Researching Disputed Water Worlds (part of Latin American Natures in Times of Environmental Crisis Series)

Andrea Ballestero

Part of the Latin American Natures in Times of Environmental Crisis Series | Funded by the CLAS Event Series Grant

January 20, 2023

Ethnography at the Edges of a Concept: From Groundwater to Aquifers in Costa Rica event's poster

Event Description

Through an interdisciplinary approach, the proposed event series interrogates how people from different positionalities in Latin America address pressing environmental issues. Over three installments throughout the academic year, we will invite scholars who, in their forms of researching, writing, and engaged scholarship, are studying struggles for territorial and water rights, dignified livelihoods, food sovereignty, and environmental knowledge. Our event series will emphasize how approaching these pressing environmental problems involves an articulation of humans and more-than humans.

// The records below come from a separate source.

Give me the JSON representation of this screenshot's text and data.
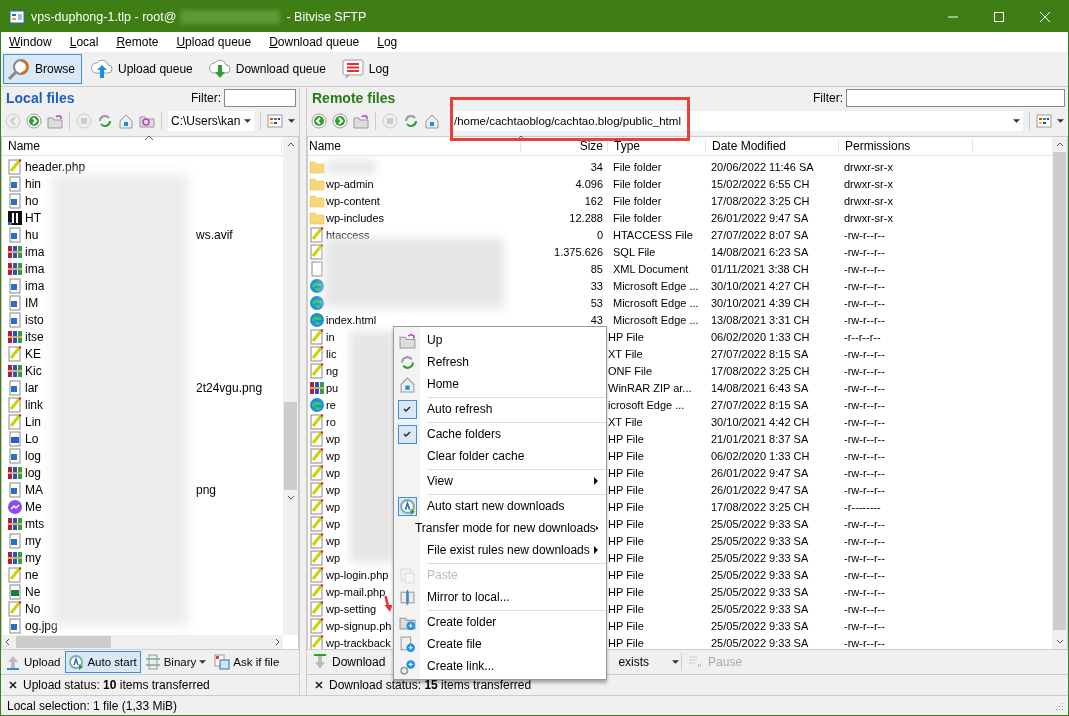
{
  "window": {
    "title_start": "vps-duphong-1.tlp - root@",
    "title_end": "- Bitvise SFTP"
  },
  "menu": [
    "Window",
    "Local",
    "Remote",
    "Upload queue",
    "Download queue",
    "Log"
  ],
  "toolbar": [
    {
      "label": "Browse",
      "kind": "browse",
      "selected": true
    },
    {
      "label": "Upload queue",
      "kind": "upload",
      "selected": false
    },
    {
      "label": "Download queue",
      "kind": "download",
      "selected": false
    },
    {
      "label": "Log",
      "kind": "log",
      "selected": false
    }
  ],
  "local": {
    "title": "Local files",
    "filter_label": "Filter:",
    "path": "C:\\Users\\kan",
    "column": "Name",
    "rows": [
      {
        "name": "header.php",
        "kind": "script"
      },
      {
        "name": "hin",
        "kind": "image"
      },
      {
        "name": "ho",
        "kind": "image"
      },
      {
        "name": "HT",
        "kind": "app"
      },
      {
        "name": "hu",
        "tail": "ws.avif",
        "kind": "image"
      },
      {
        "name": "ima",
        "kind": "archive"
      },
      {
        "name": "ima",
        "kind": "archive"
      },
      {
        "name": "ima",
        "kind": "image"
      },
      {
        "name": "IM",
        "kind": "image"
      },
      {
        "name": "isto",
        "kind": "image"
      },
      {
        "name": "itse",
        "kind": "archive"
      },
      {
        "name": "KE",
        "kind": "script"
      },
      {
        "name": "Kic",
        "kind": "archive"
      },
      {
        "name": "lar",
        "tail": "2t24vgu.png",
        "kind": "image"
      },
      {
        "name": "link",
        "kind": "script"
      },
      {
        "name": "Lin",
        "kind": "script"
      },
      {
        "name": "Lo",
        "kind": "word"
      },
      {
        "name": "log",
        "kind": "image"
      },
      {
        "name": "log",
        "kind": "archive"
      },
      {
        "name": "MA",
        "tail": "png",
        "kind": "image"
      },
      {
        "name": "Me",
        "kind": "chat"
      },
      {
        "name": "mts",
        "kind": "archive"
      },
      {
        "name": "my",
        "kind": "image"
      },
      {
        "name": "my",
        "kind": "archive"
      },
      {
        "name": "ne",
        "kind": "script"
      },
      {
        "name": "Ne",
        "kind": "excel"
      },
      {
        "name": "No",
        "kind": "script"
      },
      {
        "name": "og.jpg",
        "kind": "image"
      }
    ],
    "actions": [
      {
        "label": "Upload",
        "kind": "upload",
        "selected": false
      },
      {
        "label": "Auto start",
        "kind": "autostart",
        "selected": true
      },
      {
        "label": "Binary",
        "kind": "binary",
        "selected": false
      },
      {
        "label": "Ask if file",
        "kind": "ask",
        "selected": false
      }
    ],
    "status": "Upload status: **10** items transferred"
  },
  "remote": {
    "title": "Remote files",
    "filter_label": "Filter:",
    "path": "/home/cachtaoblog/cachtao.blog/public_html",
    "columns": [
      "Name",
      "Size",
      "Type",
      "Date Modified",
      "Permissions"
    ],
    "rows": [
      {
        "name": "",
        "kind": "folder",
        "size": "34",
        "type": "File folder",
        "date": "20/06/2022 11:46 SA",
        "perm": "drwxr-sr-x"
      },
      {
        "name": "wp-admin",
        "kind": "folder",
        "size": "4.096",
        "type": "File folder",
        "date": "15/02/2022 6:55 CH",
        "perm": "drwxr-sr-x"
      },
      {
        "name": "wp-content",
        "kind": "folder",
        "size": "162",
        "type": "File folder",
        "date": "17/08/2022 3:25 CH",
        "perm": "drwxr-sr-x"
      },
      {
        "name": "wp-includes",
        "kind": "folder",
        "size": "12.288",
        "type": "File folder",
        "date": "26/01/2022 9:47 SA",
        "perm": "drwxr-sr-x"
      },
      {
        "name": "htaccess",
        "kind": "script",
        "size": "0",
        "type": "HTACCESS File",
        "date": "27/07/2022 8:07 SA",
        "perm": "-rw-r--r--"
      },
      {
        "name": "",
        "kind": "script",
        "size": "1.375.626",
        "type": "SQL File",
        "date": "14/08/2021 6:23 SA",
        "perm": "-rw-r--r--"
      },
      {
        "name": "",
        "kind": "blank",
        "size": "85",
        "type": "XML Document",
        "date": "01/11/2021 3:38 CH",
        "perm": "-rw-r--r--"
      },
      {
        "name": "",
        "kind": "edge",
        "size": "33",
        "type": "Microsoft Edge ...",
        "date": "30/10/2021 4:27 CH",
        "perm": "-rw-r--r--"
      },
      {
        "name": "",
        "kind": "edge",
        "size": "53",
        "type": "Microsoft Edge ...",
        "date": "30/10/2021 4:39 CH",
        "perm": "-rw-r--r--"
      },
      {
        "name": "index.html",
        "kind": "edge",
        "size": "43",
        "type": "Microsoft Edge ...",
        "date": "13/08/2021 3:31 CH",
        "perm": "-rw-r--r--"
      },
      {
        "name": "in",
        "kind": "script",
        "type": "HP File",
        "date": "06/02/2020 1:33 CH",
        "perm": "-r--r--r--"
      },
      {
        "name": "lic",
        "kind": "script",
        "type": "XT File",
        "date": "27/07/2022 8:15 SA",
        "perm": "-rw-r--r--"
      },
      {
        "name": "ng",
        "kind": "script",
        "type": "ONF File",
        "date": "17/08/2022 3:25 CH",
        "perm": "-rw-r--r--"
      },
      {
        "name": "pu",
        "kind": "archive",
        "type": "WinRAR ZIP ar...",
        "date": "14/08/2021 6:43 SA",
        "perm": "-rw-r--r--"
      },
      {
        "name": "re",
        "kind": "edge",
        "type": "icrosoft Edge ...",
        "date": "27/07/2022 8:15 SA",
        "perm": "-rw-r--r--"
      },
      {
        "name": "ro",
        "kind": "script",
        "type": "XT File",
        "date": "30/10/2021 4:42 CH",
        "perm": "-rw-r--r--"
      },
      {
        "name": "wp",
        "kind": "script",
        "type": "HP File",
        "date": "21/01/2021 8:37 SA",
        "perm": "-rw-r--r--"
      },
      {
        "name": "wp",
        "kind": "script",
        "type": "HP File",
        "date": "06/02/2020 1:33 CH",
        "perm": "-rw-r--r--"
      },
      {
        "name": "wp",
        "kind": "script",
        "type": "HP File",
        "date": "26/01/2022 9:47 SA",
        "perm": "-rw-r--r--"
      },
      {
        "name": "wp",
        "kind": "script",
        "type": "HP File",
        "date": "26/01/2022 9:47 SA",
        "perm": "-rw-r--r--"
      },
      {
        "name": "wp",
        "kind": "script",
        "type": "HP File",
        "date": "17/08/2022 3:25 CH",
        "perm": "-r--------"
      },
      {
        "name": "wp",
        "kind": "script",
        "type": "HP File",
        "date": "25/05/2022 9:33 SA",
        "perm": "-rw-r--r--"
      },
      {
        "name": "wp",
        "kind": "script",
        "type": "HP File",
        "date": "25/05/2022 9:33 SA",
        "perm": "-rw-r--r--"
      },
      {
        "name": "wp",
        "kind": "script",
        "type": "HP File",
        "date": "25/05/2022 9:33 SA",
        "perm": "-rw-r--r--"
      },
      {
        "name": "wp-login.php",
        "kind": "script",
        "type": "HP File",
        "date": "25/05/2022 9:33 SA",
        "perm": "-rw-r--r--"
      },
      {
        "name": "wp-mail.php",
        "kind": "script",
        "type": "HP File",
        "date": "25/05/2022 9:33 SA",
        "perm": "-rw-r--r--"
      },
      {
        "name": "wp-setting",
        "kind": "script",
        "type": "HP File",
        "date": "25/05/2022 9:33 SA",
        "perm": "-rw-r--r--"
      },
      {
        "name": "wp-signup.ph",
        "kind": "script",
        "type": "HP File",
        "date": "25/05/2022 9:33 SA",
        "perm": "-rw-r--r--"
      },
      {
        "name": "wp-trackback",
        "kind": "script",
        "type": "HP File",
        "date": "25/05/2022 9:33 SA",
        "perm": "-rw-r--r--"
      }
    ],
    "actions": [
      {
        "label": "Download",
        "kind": "download",
        "disabled": false
      },
      {
        "label": "exists",
        "kind": "dropdown",
        "disabled": false
      },
      {
        "label": "Pause",
        "kind": "pause",
        "disabled": true
      }
    ],
    "status": "Download status: **15** items transferred"
  },
  "context_menu": {
    "items": [
      {
        "label": "Up",
        "kind": "up",
        "checked": false,
        "disabled": false,
        "submenu": false,
        "separator_after": false
      },
      {
        "label": "Refresh",
        "kind": "refresh",
        "checked": false,
        "disabled": false,
        "submenu": false,
        "separator_after": false
      },
      {
        "label": "Home",
        "kind": "home",
        "checked": false,
        "disabled": false,
        "submenu": false,
        "separator_after": true
      },
      {
        "label": "Auto refresh",
        "kind": "check",
        "checked": true,
        "disabled": false,
        "submenu": false,
        "separator_after": true
      },
      {
        "label": "Cache folders",
        "kind": "check",
        "checked": true,
        "disabled": false,
        "submenu": false,
        "separator_after": false
      },
      {
        "label": "Clear folder cache",
        "kind": "plain",
        "checked": false,
        "disabled": false,
        "submenu": false,
        "separator_after": true
      },
      {
        "label": "View",
        "kind": "plain",
        "checked": false,
        "disabled": false,
        "submenu": true,
        "separator_after": true
      },
      {
        "label": "Auto start new downloads",
        "kind": "autostart",
        "checked": true,
        "disabled": false,
        "submenu": false,
        "separator_after": false
      },
      {
        "label": "Transfer mode for new downloads",
        "kind": "plain",
        "checked": false,
        "disabled": false,
        "submenu": true,
        "separator_after": false
      },
      {
        "label": "File exist rules new downloads",
        "kind": "plain",
        "checked": false,
        "disabled": false,
        "submenu": true,
        "separator_after": true
      },
      {
        "label": "Paste",
        "kind": "paste",
        "checked": false,
        "disabled": true,
        "submenu": false,
        "separator_after": false
      },
      {
        "label": "Mirror to local...",
        "kind": "mirror",
        "checked": false,
        "disabled": false,
        "submenu": false,
        "separator_after": true
      },
      {
        "label": "Create folder",
        "kind": "newfolder",
        "checked": false,
        "disabled": false,
        "submenu": false,
        "separator_after": false
      },
      {
        "label": "Create file",
        "kind": "newfile",
        "checked": false,
        "disabled": false,
        "submenu": false,
        "separator_after": false
      },
      {
        "label": "Create link...",
        "kind": "newlink",
        "checked": false,
        "disabled": false,
        "submenu": false,
        "separator_after": false
      }
    ]
  },
  "status_bar": "Local selection: 1 file (1,33 MiB)"
}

Each installment will have two components: a hybrid in person/online talk (Jan 19) open to the public, and a workshop (Jan 20) led by the guest speaker and open to graduate students, postdoctoral researchers, and faculty who sign up. The lecture-workshop framework will allow participants to collaborate with and learn from our invited speakers how to advance research on nature and politics in Latin America.

Led by Professor Andrea Ballestero, this workshop will bring together graduate students and junior scholars (postdoctoral researchers and early career faculty) investigating water issues in Latin America. The workshop’s main goal is to sharpen the attendees’ ethnographic attention and attunement to different water worlds in Latin America. We will do so in three steps: (1) a pre-workshop concept map-making exercise, (2) a flash-ethnography activity, and (3) a final discussion.

Speaker

Andrea Ballestero is Associate Professor of Anthropology at University of Southern California. Her research combines political and legal anthropology, STS, and social studies of finance and economics, with a particular interest in spaces where the law, economics and techno-science are so fused that they appear as one another.

Cosponsors

Presented by the Latin American & Caribbean Socionatures Working Group, with cosponsorship support and funding from the CLAS Event Series Grant.